The Freeing Weight of Sacrifice

Usually Christmas just annoys me. Yep, I said it. It’s not just the secular consumerism, it’s the way Church treats Christmas, too. I usually just try to keep my head down and make it through until January when sanity is restored and all that is good and right returns. But this year was different.

This year is one of the first years I’ve been able to buy presents for people and not feel like I’m risking missing meals to do it. Seriously. Yet, this Christmas has caused me to think about sacrifice quite often. I didn’t really do all my shopping at once. Partly because I might have gone crazy if I did, and partly because I did it on weeks corresponding with paychecks. Buy a few toys here, a few other things there. Whatever you do, don’t stop and count the cost until they’re wrapped!

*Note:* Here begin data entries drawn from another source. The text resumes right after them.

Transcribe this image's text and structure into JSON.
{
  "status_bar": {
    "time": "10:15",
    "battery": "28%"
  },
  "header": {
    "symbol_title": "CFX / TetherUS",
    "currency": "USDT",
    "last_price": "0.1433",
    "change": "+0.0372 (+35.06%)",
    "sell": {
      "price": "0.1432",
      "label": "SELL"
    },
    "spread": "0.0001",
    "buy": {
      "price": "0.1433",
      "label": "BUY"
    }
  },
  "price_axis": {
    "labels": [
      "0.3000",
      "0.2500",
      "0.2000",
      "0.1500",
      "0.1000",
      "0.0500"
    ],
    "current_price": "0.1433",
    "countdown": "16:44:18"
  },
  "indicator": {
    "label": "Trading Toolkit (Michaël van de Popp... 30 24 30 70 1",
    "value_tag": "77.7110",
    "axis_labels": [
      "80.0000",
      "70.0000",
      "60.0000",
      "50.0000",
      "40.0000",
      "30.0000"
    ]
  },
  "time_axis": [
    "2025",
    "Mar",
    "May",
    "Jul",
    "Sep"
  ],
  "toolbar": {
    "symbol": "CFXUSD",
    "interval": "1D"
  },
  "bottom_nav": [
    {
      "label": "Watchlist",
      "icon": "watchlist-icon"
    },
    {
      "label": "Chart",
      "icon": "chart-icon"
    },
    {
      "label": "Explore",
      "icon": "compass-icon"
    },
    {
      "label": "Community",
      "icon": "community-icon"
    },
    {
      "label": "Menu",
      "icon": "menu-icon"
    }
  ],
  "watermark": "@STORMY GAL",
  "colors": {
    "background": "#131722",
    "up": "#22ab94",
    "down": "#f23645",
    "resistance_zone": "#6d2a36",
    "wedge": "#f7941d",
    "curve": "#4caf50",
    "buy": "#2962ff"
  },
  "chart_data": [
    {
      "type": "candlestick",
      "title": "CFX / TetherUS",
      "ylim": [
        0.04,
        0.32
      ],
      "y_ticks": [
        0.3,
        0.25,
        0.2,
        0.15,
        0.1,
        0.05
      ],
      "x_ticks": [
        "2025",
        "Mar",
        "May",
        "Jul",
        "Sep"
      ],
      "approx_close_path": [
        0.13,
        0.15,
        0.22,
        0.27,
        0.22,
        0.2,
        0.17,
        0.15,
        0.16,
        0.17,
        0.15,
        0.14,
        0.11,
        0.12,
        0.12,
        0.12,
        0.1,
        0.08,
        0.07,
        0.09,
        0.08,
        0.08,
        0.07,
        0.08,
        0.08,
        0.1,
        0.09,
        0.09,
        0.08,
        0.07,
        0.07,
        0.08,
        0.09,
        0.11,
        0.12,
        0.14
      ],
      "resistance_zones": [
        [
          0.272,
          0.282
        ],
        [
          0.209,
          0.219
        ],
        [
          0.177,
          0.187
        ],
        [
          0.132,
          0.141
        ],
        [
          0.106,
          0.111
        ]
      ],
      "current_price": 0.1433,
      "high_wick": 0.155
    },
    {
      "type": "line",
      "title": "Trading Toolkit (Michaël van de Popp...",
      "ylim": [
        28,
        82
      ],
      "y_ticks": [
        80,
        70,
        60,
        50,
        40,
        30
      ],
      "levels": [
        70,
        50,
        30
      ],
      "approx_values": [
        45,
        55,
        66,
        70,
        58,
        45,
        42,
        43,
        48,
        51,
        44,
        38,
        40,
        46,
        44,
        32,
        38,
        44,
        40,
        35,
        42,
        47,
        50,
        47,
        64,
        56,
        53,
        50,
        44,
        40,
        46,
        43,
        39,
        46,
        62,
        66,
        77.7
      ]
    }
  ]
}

I started thinking about how I’d do it next year, trying to save money ahead of time. Then I wondered that if I actually had a few hundred dollars set aside if I’d actually spend it all at once if I did all my shopping in the same day. Would seeing the lump sum cause me to be less generous? Would the voice in the back of my head saying “You need a new laptop” win out if I spent $200 in one day instead of over several weeks? Would I even be able to save that much money for Christmas presents without touching it over the months preceding Christmas, or would my selfishness get the better of me? The idea of saving money makes sense to me. So does the idea of saving money for the possibility of giving it away. But, saving money knowing I’m going to give it away in some form or fashion before the end of the year? Part of me likes this idea, and part of me battles with it.

Yet each time I’ve come to this battle, I think of how it must have been for Jesus. I’m going into the next year knowing that I can and should save up to give away. Jesus stepped out of Heaven and adorned flesh to pursue the reconciliation of His people through His death on the cross. He didn’t have to count the cost and wonder what the lump sum would be at the end. He was always fully God and fully Man, and He knew the cost required for our atonement would be His life. And he embraced His cross. He embraced His sacrifice.

It is in His sacrifice we find our freedom.

It is in His resurrection we find the purpose of Advent.